Northwest Arkansas Democrat-Gazette

Testing of drug on virus patients shows promise

- COMPILED BY DEMOCRAT-GAZETTE STAFF FROM WIRE REPORTS Informatio­n for this article was contribute­d by Marilynn Marchione and Matthew Perrone of The Associated Press; and by Meryl Kornfield of The Washington Post.

For the first time, a major study suggests that an experiment­al drug works against the new coronaviru­s, and U.S. government officials said Wednesday that they would work to make it available to appropriat­e patients as quickly as possible.

In a study of 1,063 patients sick enough to be hospitaliz­ed, Gilead Sciences’ remdesivir shortened the time to recovery by 31% — 11 days on average versus 15 days for those just given usual care, officials said. The drug also might be reducing deaths, although that’s not certain from the partial results revealed so far.

“What it has proven is that a drug can block this virus,” the National Institutes of Health’s Dr. Anthony Fauci said.

“This will be the standard of care,” and any other potential treatments will now have to be tested against or in combinatio­n with remdesivir, he said.

No drugs are approved now for treating the coronaviru­s, which has killed about 227,000 people worldwide since it emerged late last year in China. An effective treatment for covid-19 could have a profound effect on the pandemic’s impact, especially because a vaccine is likely to be a year or more away.

Fauci revealed the results while speaking from the White House. Remdesivir was being evaluated in at least seven major studies, but this one, led by the National Institutes of Health, was the strictest test. Independen­t monitors notified study leaders just days ago that the drug was working, so it was no longer ethical to continue with a placebo group.

Dr. Elizabeth Hohmann, who enrolled 49 patients in the experiment at Massachuse­tts General Hospital, said study leaders were told Tuesday night that the results are based on “the first cut of 460 patients.”

“There’s over 1,000 in the study so there’s a lot more informatio­n to come” and full results need to be seen, she said. “I’m cautiously optimistic.”

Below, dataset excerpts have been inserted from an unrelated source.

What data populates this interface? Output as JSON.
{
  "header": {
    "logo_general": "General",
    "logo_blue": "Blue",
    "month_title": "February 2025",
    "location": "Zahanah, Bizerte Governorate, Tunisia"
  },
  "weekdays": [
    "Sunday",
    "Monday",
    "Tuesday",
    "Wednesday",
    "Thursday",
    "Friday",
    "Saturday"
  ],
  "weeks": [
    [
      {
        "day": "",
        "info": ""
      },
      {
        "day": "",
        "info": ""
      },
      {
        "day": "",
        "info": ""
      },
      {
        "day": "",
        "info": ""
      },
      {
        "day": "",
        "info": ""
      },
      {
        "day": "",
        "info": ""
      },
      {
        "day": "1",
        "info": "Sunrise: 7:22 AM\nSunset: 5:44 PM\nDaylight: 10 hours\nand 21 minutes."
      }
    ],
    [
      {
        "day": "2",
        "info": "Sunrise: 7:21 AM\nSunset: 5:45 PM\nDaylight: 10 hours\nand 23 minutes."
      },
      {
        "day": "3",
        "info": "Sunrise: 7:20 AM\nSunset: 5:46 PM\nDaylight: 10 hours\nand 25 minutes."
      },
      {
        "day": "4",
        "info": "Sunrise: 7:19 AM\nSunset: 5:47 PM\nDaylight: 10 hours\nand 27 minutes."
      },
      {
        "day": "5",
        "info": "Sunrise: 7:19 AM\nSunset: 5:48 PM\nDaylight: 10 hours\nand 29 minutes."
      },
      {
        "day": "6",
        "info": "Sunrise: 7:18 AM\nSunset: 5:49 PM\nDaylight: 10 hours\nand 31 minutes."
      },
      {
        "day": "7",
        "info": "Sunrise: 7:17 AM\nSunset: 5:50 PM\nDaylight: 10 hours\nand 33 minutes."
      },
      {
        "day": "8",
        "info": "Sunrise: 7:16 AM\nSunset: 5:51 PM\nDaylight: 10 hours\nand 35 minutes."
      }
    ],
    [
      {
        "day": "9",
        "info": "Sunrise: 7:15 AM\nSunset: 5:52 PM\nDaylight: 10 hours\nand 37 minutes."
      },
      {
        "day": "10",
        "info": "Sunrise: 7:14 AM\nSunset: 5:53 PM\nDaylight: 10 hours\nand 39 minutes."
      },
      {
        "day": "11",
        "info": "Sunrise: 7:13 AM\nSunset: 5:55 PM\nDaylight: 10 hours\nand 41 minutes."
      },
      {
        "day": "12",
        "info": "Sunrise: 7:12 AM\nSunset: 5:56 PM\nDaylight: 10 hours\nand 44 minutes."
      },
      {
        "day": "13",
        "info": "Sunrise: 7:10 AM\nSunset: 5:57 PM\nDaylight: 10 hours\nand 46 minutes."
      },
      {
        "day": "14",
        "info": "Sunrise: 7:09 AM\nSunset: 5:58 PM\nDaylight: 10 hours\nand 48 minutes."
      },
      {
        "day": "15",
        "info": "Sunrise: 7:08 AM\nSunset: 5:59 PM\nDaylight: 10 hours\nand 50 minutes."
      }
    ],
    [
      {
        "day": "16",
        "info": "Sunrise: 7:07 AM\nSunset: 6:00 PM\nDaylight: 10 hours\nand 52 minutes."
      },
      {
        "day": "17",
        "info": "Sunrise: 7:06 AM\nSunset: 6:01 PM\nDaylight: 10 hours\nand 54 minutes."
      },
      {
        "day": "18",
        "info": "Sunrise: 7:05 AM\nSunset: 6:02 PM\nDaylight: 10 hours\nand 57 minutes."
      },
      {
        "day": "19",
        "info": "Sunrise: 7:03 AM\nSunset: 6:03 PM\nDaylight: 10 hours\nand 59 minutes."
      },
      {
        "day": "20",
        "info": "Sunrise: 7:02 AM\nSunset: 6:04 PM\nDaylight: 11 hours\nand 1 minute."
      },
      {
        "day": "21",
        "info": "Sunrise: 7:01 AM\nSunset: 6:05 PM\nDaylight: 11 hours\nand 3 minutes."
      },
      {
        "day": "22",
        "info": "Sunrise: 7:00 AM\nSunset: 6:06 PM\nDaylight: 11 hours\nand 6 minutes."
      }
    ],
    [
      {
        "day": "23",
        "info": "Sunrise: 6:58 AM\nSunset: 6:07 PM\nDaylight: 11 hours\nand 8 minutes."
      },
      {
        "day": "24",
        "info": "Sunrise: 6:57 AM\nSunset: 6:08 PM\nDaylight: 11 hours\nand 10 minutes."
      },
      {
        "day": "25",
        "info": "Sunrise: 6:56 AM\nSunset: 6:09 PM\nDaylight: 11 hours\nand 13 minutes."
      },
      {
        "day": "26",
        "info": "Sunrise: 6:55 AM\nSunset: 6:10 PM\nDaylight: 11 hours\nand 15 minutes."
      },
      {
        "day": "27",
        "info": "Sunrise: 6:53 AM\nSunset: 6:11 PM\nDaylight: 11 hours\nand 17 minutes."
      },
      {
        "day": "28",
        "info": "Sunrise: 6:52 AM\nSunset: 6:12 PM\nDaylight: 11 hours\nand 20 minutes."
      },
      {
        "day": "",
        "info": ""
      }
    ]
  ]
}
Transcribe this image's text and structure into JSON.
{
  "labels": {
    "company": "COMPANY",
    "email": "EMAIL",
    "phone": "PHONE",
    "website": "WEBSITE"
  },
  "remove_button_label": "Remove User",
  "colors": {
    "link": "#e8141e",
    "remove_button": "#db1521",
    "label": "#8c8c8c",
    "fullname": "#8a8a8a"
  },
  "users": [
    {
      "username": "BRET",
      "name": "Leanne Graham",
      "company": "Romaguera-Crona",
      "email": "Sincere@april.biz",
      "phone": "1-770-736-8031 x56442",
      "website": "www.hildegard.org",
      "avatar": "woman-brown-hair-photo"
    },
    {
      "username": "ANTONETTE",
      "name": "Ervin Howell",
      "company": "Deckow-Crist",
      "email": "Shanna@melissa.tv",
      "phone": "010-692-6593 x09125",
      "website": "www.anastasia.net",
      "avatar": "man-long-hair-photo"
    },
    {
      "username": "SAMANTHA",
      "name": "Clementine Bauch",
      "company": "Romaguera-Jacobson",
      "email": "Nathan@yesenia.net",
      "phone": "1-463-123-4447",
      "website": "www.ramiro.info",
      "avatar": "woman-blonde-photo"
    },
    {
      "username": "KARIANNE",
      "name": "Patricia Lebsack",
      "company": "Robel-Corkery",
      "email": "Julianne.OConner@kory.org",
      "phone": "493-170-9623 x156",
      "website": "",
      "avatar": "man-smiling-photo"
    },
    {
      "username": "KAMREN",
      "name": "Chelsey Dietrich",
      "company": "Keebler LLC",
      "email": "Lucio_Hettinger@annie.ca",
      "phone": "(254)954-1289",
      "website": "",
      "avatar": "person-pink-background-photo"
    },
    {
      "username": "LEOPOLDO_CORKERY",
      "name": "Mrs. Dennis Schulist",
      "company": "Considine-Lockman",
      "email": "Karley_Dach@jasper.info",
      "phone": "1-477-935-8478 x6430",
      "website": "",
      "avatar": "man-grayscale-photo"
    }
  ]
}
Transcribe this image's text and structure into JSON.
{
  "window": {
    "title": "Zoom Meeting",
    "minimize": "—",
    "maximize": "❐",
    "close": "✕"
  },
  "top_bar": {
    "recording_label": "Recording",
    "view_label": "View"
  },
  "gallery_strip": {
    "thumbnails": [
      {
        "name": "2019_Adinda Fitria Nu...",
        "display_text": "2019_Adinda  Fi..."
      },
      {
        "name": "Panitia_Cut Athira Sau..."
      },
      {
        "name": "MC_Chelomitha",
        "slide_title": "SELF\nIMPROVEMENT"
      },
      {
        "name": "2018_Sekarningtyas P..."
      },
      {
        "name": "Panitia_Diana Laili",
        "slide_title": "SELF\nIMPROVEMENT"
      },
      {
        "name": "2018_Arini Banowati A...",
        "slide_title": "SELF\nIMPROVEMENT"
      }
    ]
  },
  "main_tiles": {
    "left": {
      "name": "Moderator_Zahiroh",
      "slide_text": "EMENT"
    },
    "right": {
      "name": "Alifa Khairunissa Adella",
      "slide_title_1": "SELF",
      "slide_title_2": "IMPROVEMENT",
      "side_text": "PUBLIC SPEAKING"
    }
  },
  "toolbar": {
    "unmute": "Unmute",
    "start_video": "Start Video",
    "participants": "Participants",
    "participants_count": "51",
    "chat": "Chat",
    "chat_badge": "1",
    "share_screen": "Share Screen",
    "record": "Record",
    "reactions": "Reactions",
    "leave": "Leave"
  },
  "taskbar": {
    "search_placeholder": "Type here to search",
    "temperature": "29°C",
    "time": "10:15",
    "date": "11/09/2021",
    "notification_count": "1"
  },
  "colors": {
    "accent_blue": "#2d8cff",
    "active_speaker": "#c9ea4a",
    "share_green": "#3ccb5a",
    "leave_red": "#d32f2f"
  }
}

Dr. Babafemi Taiwo, chief of infectious diseases at Northweste­rn Medicine, which also participat­ed in the study, called the results “really exciting.”

“For the first time we have a large, well-conducted trial” showing a treatment helps, he said. “This is not a miracle drug … but it’s definitely better than anything we have.”

POSITIVE EFFECT

Fauci said the partial results showed that the drug had “a clear-cut significan­t positive effect,” shortening the time to hospital discharge by four days.

By comparison, antiviral drugs for the flu shorten illness by about one day on average and only when started within a day or two of symptoms first appearing.

In the remdesivir study, about 8% of those on the drug died versus 11.6% of the comparison group, but the difference is not large enough for scientists to say the drug was the reason.

No informatio­n was given on side effects. Fauci said full results would be published in a medical journal soon.

Remdesivir is among dozens of treatments being tried against the coronaviru­s but was the farthest along in testing. It’s given through an IV and blocks an enzyme the virus uses to copy its genetic material.

“We are excited and optimistic” about the new results, said Vanderbilt University’s Dr. Mark Denison. His lab first tested remdesivir against other coronaviru­ses in 2013 and has done much research on it since, but was not involved in the National Institutes of Health study.

“It’s active against every coronaviru­s that we’ve ever tested,” Denison said. “It was very hard for the virus to develop resistance to remdesivir. That means the drug would likely be effective over longer term use.”

Separately on Wednesday, California-based Gilead announced partial results from its own ongoing study of the drug in severely ill, hospitaliz­ed covid-19 patients. The company said patients treated for five days “achieved similar improvemen­t” in health as others treated for 10 days.

However, that result is hard to interpret because there is no comparison group of people getting usual care, so it’s impossible to know how much patients would have improved on their own.

A statement from the Food and Drug Administra­tion says that the agency has been talking with Gilead “regarding making remdesivir available to patients as quickly as possible, as appropriat­e.”

Gilead said it was ramping up production and aims to have more than 140,000 treatment courses by the end of May, more than 500,000 by October and more than 1 million by December.

RUN ON PEPCID

Meanwhile, after reports about a clinical trial of famotidine, the active ingredient in Pepcid, a best-selling antacid, for coronaviru­s patients at the Feinstein Institutes for Medical Research at Northwell Health, the drug was sold out or in low stock at most major retailers online Monday and Tuesday.

Walgreens and CVS told The Washington Post that they have seen a run on the heartburn medicine and are working to resupply.

Experts advise that the drug is unproven as a coronaviru­s treatment.

The clinical trial using the drug, which was first reported by Science Magazine, began April 7 and has been largely under wraps to ensure that the drug was in supply for other uses.

“If we talked about this to the wrong people or too soon, the drug supply would be gone,” Kevin Tracey, a former neurosurge­on in charge of the hospital system’s research, told Science Magazine.